While some large American companies voluntarily strengthened disclosure of political spending in the last election, seven shareholder proposals call for a halt to all political spending from general treasury funds, both direct and indirect.

The two biggest areas for shareholder activism in 2012 were corporate political spending and climate change. 

"The value of corporate political spending to shareholders is highly questionable, even as the risk it poses to our democracy is self-evident. It’s time for companies to reverse course and simply exit this activity," says Shelley Alpern, Director of Social Research and Advocacy at Clean Yield Asset Management.

The proposals filed are with:

  • EQT Corporation, which is involved in natural gas fracking, and 3M – filed by Clean Yield
  • Chevron, filed by Green Century Capital Management
  • ExxonMobil, filed by Zevin Asset Management
  • Starbucks, filed by Harrington Investments
  • Target Corporation and Bank of America, filed by individual shareholders affiliated with Responsible Wealth, a project of the nonprofit organization United for A Fair Economy.

"In 2012, Chevron gave $2.5 million dollars of company funds to a Super PAC – the single largest corporate donation to a Super PAC ever," says Leslie Samuelrich, Senior Vice President of Green Century Capital. "Shareholders don’t want to pay for Chevron’s political preferences or contribute to the untamed spending unleashed by the Citizens United ruling.  It’s time for Chevron to listen to its shareholders and stop throwing millions of dollars into the wind."

"The 500 members of Responsible Wealth recognize that corporate money is corrupting our democracy and drowning out the voice of citizens, who are the real stakeholders in our federal, state and local government.  The richest 10% of households own over 80% of all stock, so Responsible Wealth members have a particular opportunity and responsibility to ask companies like Bank of America and Target to cease their political giving," says Director, Mike Lapham.

So-called "independent" or outside spending in federal elections – increased nearly fivefold in 2012 after the Citizens United decision, from nearly $300 million in 2010 to $1.3 billion in 2012, according to the Center for Responsive Politics.

Billion-Dollar Democracy," a report released this week from Demos and the U.S. PIRG Education Fund, estimates that for-profit corporations were responsible for at least $101 million in political spending in 2012 elections, although the actual amount could be up to four times that amount because of vagaries in reporting requirements.

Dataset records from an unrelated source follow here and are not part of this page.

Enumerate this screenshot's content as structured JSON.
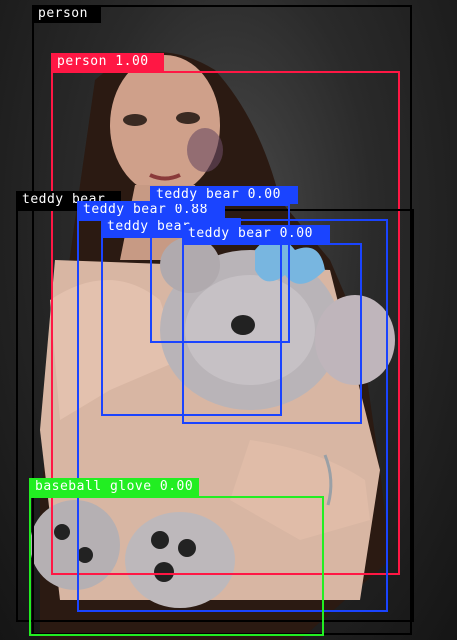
{
  "detections": [
    {
      "label": "person",
      "color": "#000000"
    },
    {
      "label": "person 1.00",
      "color": "#ff1744"
    },
    {
      "label": "teddy bear",
      "color": "#000000"
    },
    {
      "label": "teddy bear 0.00",
      "color": "#1a44ff"
    },
    {
      "label": "teddy bear 0.88",
      "color": "#1a44ff"
    },
    {
      "label": "teddy bear",
      "color": "#1a44ff"
    },
    {
      "label": "teddy bear 0.00",
      "color": "#1a44ff"
    },
    {
      "label": "baseball glove 0.00",
      "color": "#22ee22"
    }
  ]
}
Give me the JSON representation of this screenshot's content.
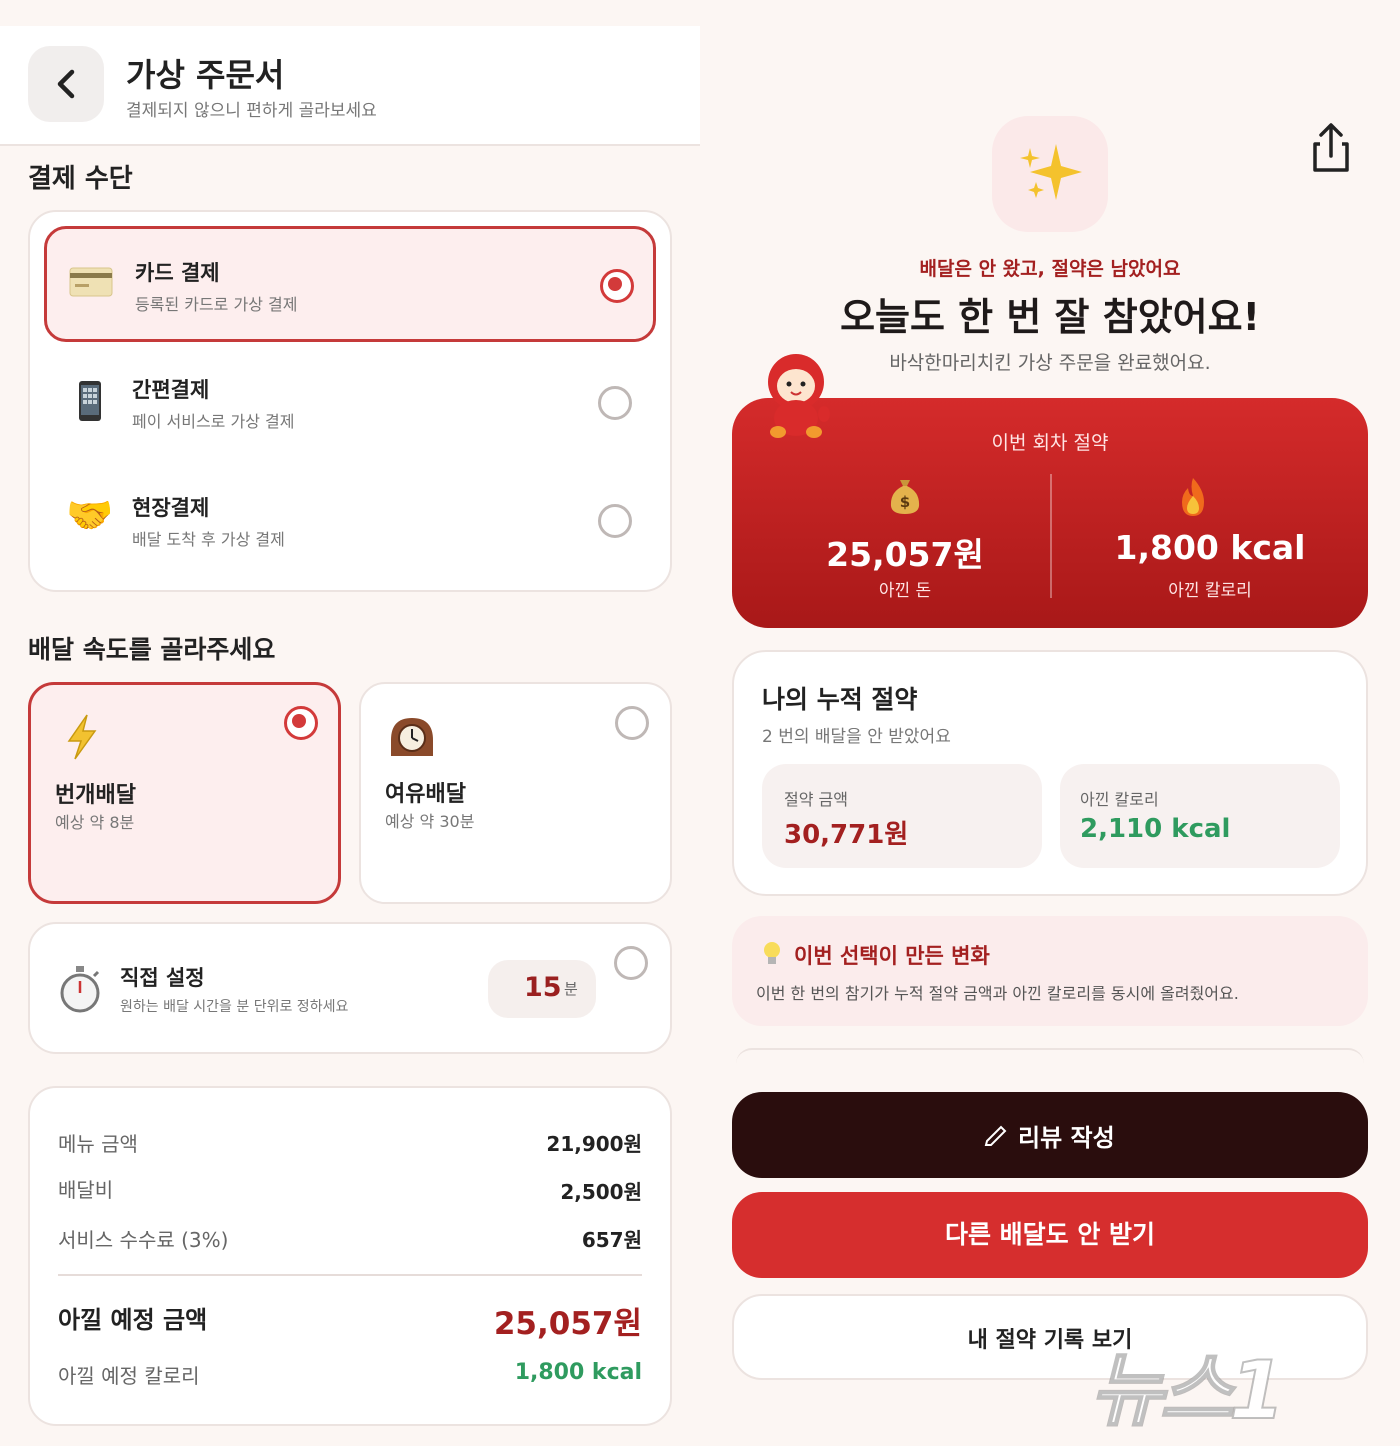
{
  "left": {
    "header": {
      "title": "가상 주문서",
      "subtitle": "결제되지 않으니 편하게 골라보세요"
    },
    "payment": {
      "section_title": "결제 수단",
      "options": [
        {
          "label": "카드 결제",
          "desc": "등록된 카드로 가상 결제",
          "icon": "credit-card-icon",
          "selected": true
        },
        {
          "label": "간편결제",
          "desc": "페이 서비스로 가상 결제",
          "icon": "mobile-phone-icon",
          "selected": false
        },
        {
          "label": "현장결제",
          "desc": "배달 도착 후 가상 결제",
          "icon": "handshake-icon",
          "selected": false
        }
      ]
    },
    "speed": {
      "section_title": "배달 속도를 골라주세요",
      "options": [
        {
          "label": "번개배달",
          "desc": "예상 약 8분",
          "icon": "lightning-icon",
          "selected": true
        },
        {
          "label": "여유배달",
          "desc": "예상 약 30분",
          "icon": "mantel-clock-icon",
          "selected": false
        }
      ],
      "custom": {
        "label": "직접 설정",
        "desc": "원하는 배달 시간을 분 단위로 정하세요",
        "value": "15",
        "unit": "분",
        "icon": "stopwatch-icon"
      }
    },
    "summary": {
      "rows": [
        {
          "label": "메뉴 금액",
          "value": "21,900원"
        },
        {
          "label": "배달비",
          "value": "2,500원"
        },
        {
          "label": "서비스 수수료 (3%)",
          "value": "657원"
        }
      ],
      "total_label": "아낄 예정 금액",
      "total_value": "25,057원",
      "calorie_label": "아낄 예정 칼로리",
      "calorie_value": "1,800 kcal"
    }
  },
  "right": {
    "share_icon": "share-icon",
    "kicker": "배달은 안 왔고, 절약은 남았어요",
    "headline": "오늘도 한 번 잘 참았어요!",
    "subline": "바삭한마리치킨 가상 주문을 완료했어요.",
    "round_card": {
      "title": "이번 회차 절약",
      "money_value": "25,057원",
      "money_label": "아낀 돈",
      "kcal_value": "1,800 kcal",
      "kcal_label": "아낀 칼로리"
    },
    "cumulative": {
      "title": "나의 누적 절약",
      "subtitle": "2 번의 배달을 안 받았어요",
      "money_label": "절약 금액",
      "money_value": "30,771원",
      "kcal_label": "아낀 칼로리",
      "kcal_value": "2,110 kcal"
    },
    "tip": {
      "title": "이번 선택이 만든 변화",
      "text": "이번 한 번의 참기가 누적 절약 금액과 아낀 칼로리를 동시에 올려줬어요."
    },
    "buttons": {
      "review": "리뷰 작성",
      "skip_again": "다른 배달도 안 받기",
      "history": "내 절약 기록 보기"
    },
    "watermark": "뉴스1"
  },
  "colors": {
    "accent_red": "#d33a3a",
    "dark_red": "#9a2020",
    "green": "#2f9b5f",
    "dark_button": "#2a0d0d"
  }
}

In October 2012, between 80-90% respondents in a Bannon Communications poll agreed, across party lines, with the following statements: there is "too much money in politics"; corporate political spending "drowns out the voices of average Americans"; corporations and corporate CEOs have "too much political power and influence"; and corporate political spending has made federal and state politics more negative and corrupt.

And several academic studies show that corporate campaign contributions divert resources that could stunt long-term growth of the company.

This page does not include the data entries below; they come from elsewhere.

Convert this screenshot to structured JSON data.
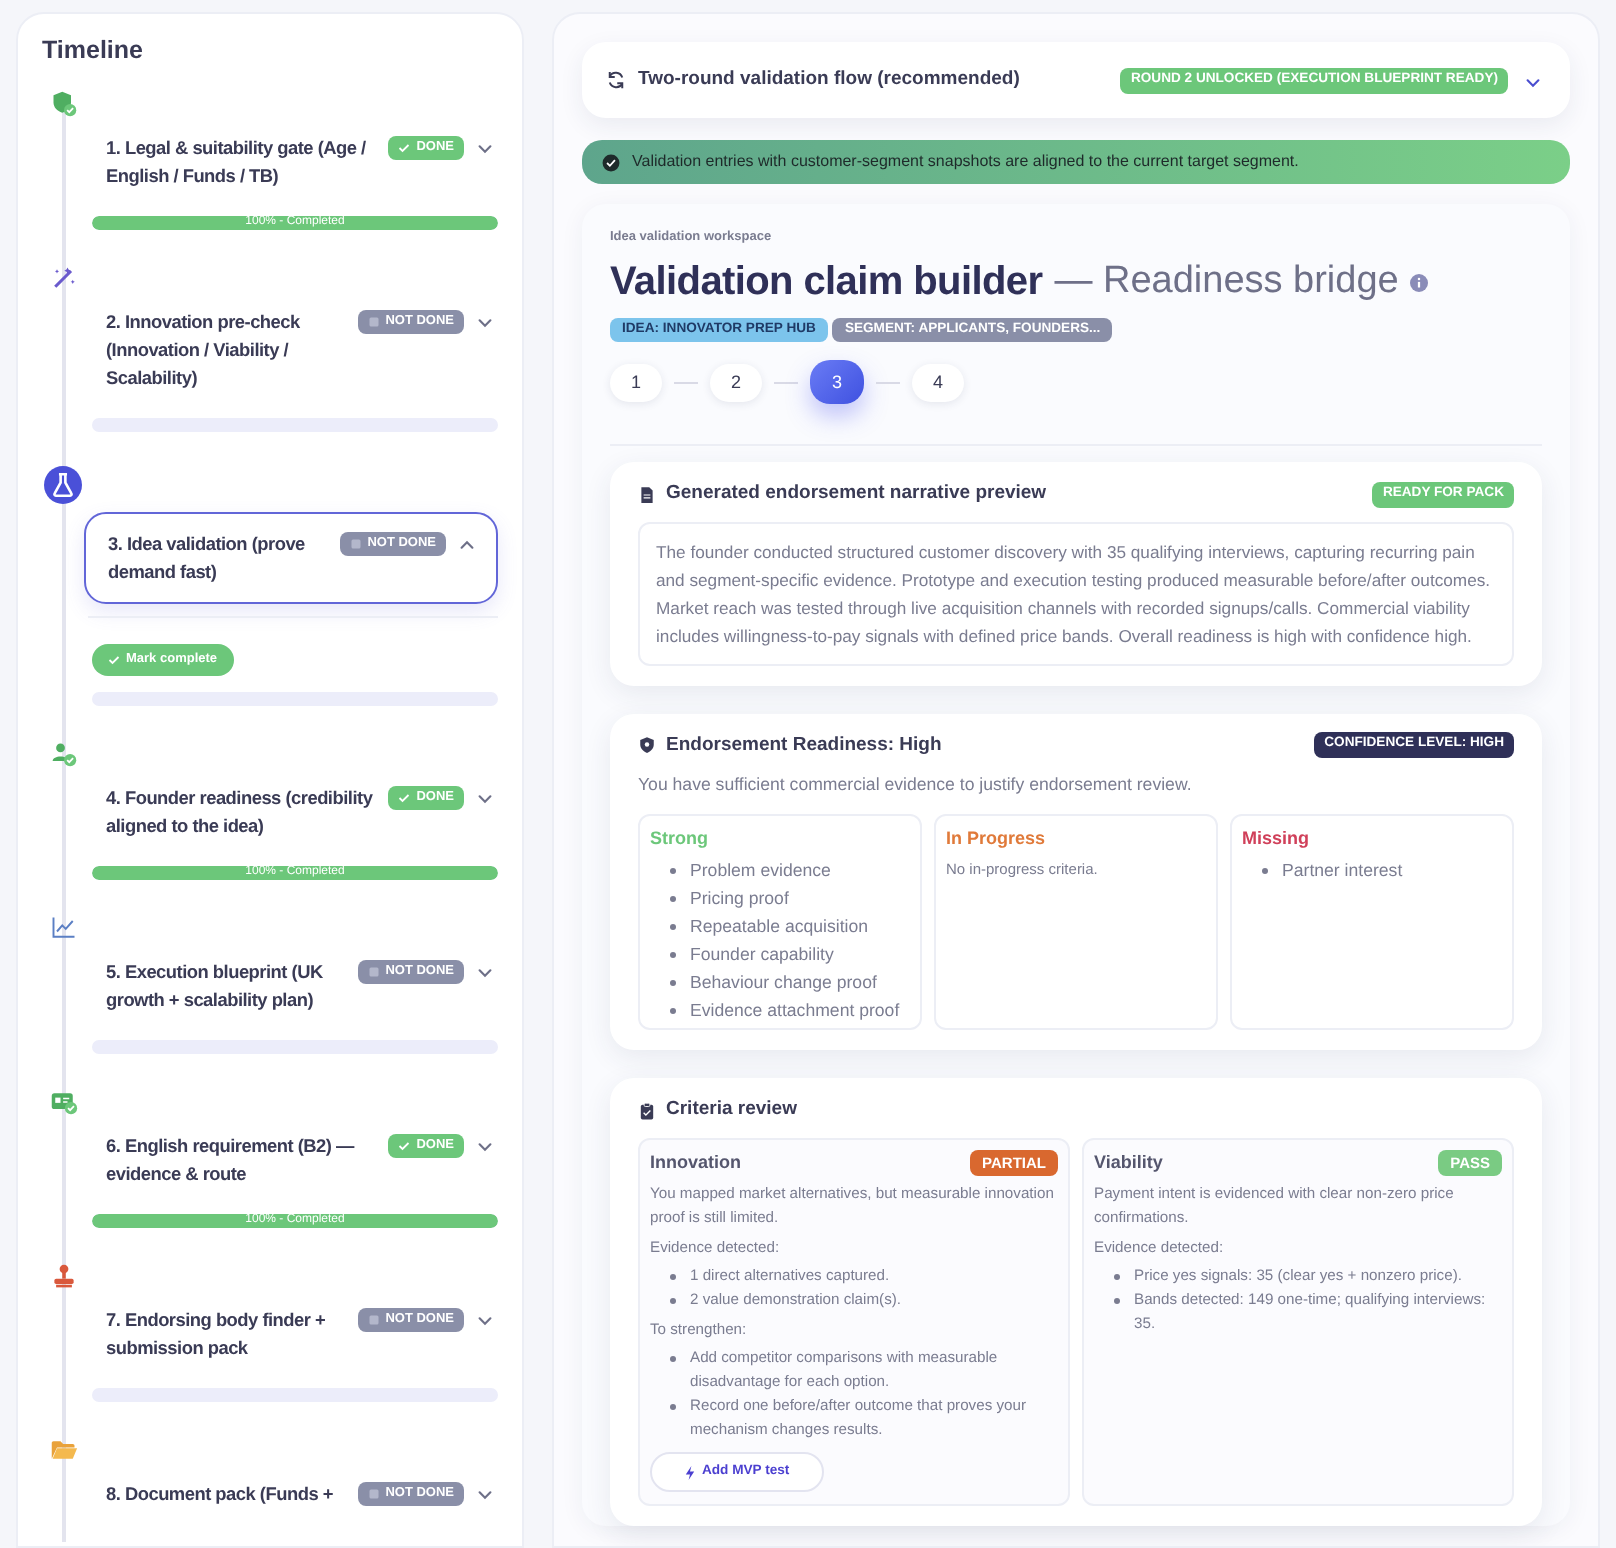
{
  "timeline": {
    "title": "Timeline",
    "steps": [
      {
        "title": "1. Legal & suitability gate (Age / English / Funds / TB)",
        "done": true,
        "status": "DONE",
        "expanded": false,
        "selected": false,
        "progress": {
          "level": 1,
          "label": "100% - Completed"
        }
      },
      {
        "title": "2. Innovation pre-check (Innovation / Viability / Scalability)",
        "done": false,
        "status": "NOT DONE",
        "expanded": false,
        "selected": false,
        "progress": {
          "level": 0
        }
      },
      {
        "title": "3. Idea validation (prove demand fast)",
        "done": false,
        "status": "NOT DONE",
        "expanded": true,
        "selected": true,
        "action": "Mark complete",
        "progress": {
          "level": 0
        }
      },
      {
        "title": "4. Founder readiness (credibility aligned to the idea)",
        "done": true,
        "status": "DONE",
        "expanded": false,
        "selected": false,
        "progress": {
          "level": 1,
          "label": "100% - Completed"
        }
      },
      {
        "title": "5. Execution blueprint (UK growth + scalability plan)",
        "done": false,
        "status": "NOT DONE",
        "expanded": false,
        "selected": false,
        "progress": {
          "level": 0
        }
      },
      {
        "title": "6. English requirement (B2) — evidence & route",
        "done": true,
        "status": "DONE",
        "expanded": false,
        "selected": false,
        "progress": {
          "level": 1,
          "label": "100% - Completed"
        }
      },
      {
        "title": "7. Endorsing body finder + submission pack",
        "done": false,
        "status": "NOT DONE",
        "expanded": false,
        "selected": false,
        "progress": {
          "level": 0
        }
      },
      {
        "title": "8. Document pack (Funds +",
        "done": false,
        "status": "NOT DONE",
        "expanded": false,
        "selected": false
      }
    ]
  },
  "flow": {
    "title": "Two-round validation flow (recommended)",
    "status": "ROUND 2 UNLOCKED (EXECUTION BLUEPRINT READY)",
    "expanded": false
  },
  "alert": {
    "text": "Validation entries with customer-segment snapshots are aligned to the current target segment."
  },
  "workspace": {
    "eyebrow": "Idea validation workspace",
    "title": "Validation claim builder",
    "subtitle": "— Readiness bridge",
    "tags": [
      {
        "label": "IDEA: INNOVATOR PREP HUB",
        "color": "#7cc4ec"
      },
      {
        "label": "SEGMENT: APPLICANTS, FOUNDERS...",
        "color": "#8a8fa8"
      }
    ],
    "steps": [
      {
        "label": "1",
        "selected": false
      },
      {
        "label": "2",
        "selected": false
      },
      {
        "label": "3",
        "selected": true
      },
      {
        "label": "4",
        "selected": false
      }
    ]
  },
  "narrative": {
    "title": "Generated endorsement narrative preview",
    "status": "READY FOR PACK",
    "text": "The founder conducted structured customer discovery with 35 qualifying interviews, capturing recurring pain and segment-specific evidence. Prototype and execution testing produced measurable before/after outcomes. Market reach was tested through live acquisition channels with recorded signups/calls. Commercial viability includes willingness-to-pay signals with defined price bands. Overall readiness is high with confidence high."
  },
  "readiness": {
    "title": "Endorsement Readiness: High",
    "confidence": "CONFIDENCE LEVEL: HIGH",
    "summary": "You have sufficient commercial evidence to justify endorsement review.",
    "columns": [
      {
        "heading": "Strong",
        "color": "#6cc77a",
        "items": [
          "Problem evidence",
          "Pricing proof",
          "Repeatable acquisition",
          "Founder capability",
          "Behaviour change proof",
          "Evidence attachment proof"
        ]
      },
      {
        "heading": "In Progress",
        "color": "#e07a3a",
        "note": "No in-progress criteria."
      },
      {
        "heading": "Missing",
        "color": "#d0405a",
        "items": [
          "Partner interest"
        ]
      }
    ]
  },
  "criteria": {
    "title": "Criteria review",
    "cards": [
      {
        "name": "Innovation",
        "verdict": "PARTIAL",
        "color": "#d9682f",
        "summary": "You mapped market alternatives, but measurable innovation proof is still limited.",
        "evidence_label": "Evidence detected:",
        "evidence": [
          "1 direct alternatives captured.",
          "2 value demonstration claim(s)."
        ],
        "strengthen_label": "To strengthen:",
        "strengthen": [
          "Add competitor comparisons with measurable disadvantage for each option.",
          "Record one before/after outcome that proves your mechanism changes results."
        ],
        "action": "Add MVP test"
      },
      {
        "name": "Viability",
        "verdict": "PASS",
        "color": "#7acb83",
        "summary": "Payment intent is evidenced with clear non-zero price confirmations.",
        "evidence_label": "Evidence detected:",
        "evidence": [
          "Price yes signals: 35 (clear yes + nonzero price).",
          "Bands detected: 149 one-time; qualifying interviews: 35."
        ]
      }
    ]
  }
}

Companies that contributed to PACs and other outside political groups between 1991-2004 grew more slowly than other firms, invested less and spent less on R&D, and were linked to poor corporate governance, according to a 2012 University of Minnesota study.

"Regardless of how much is being contributed, companies simply should not be able to take investors’ dollars and use them to sway political campaigns. The mere fact that this is allowed is atrocious. Companies who step up and become transparent about not retaining the option to do so will become leaders and set an example to their peers," says Dale Wannen, Portfolio Manager and Director of ESG Research at Harrington Investments.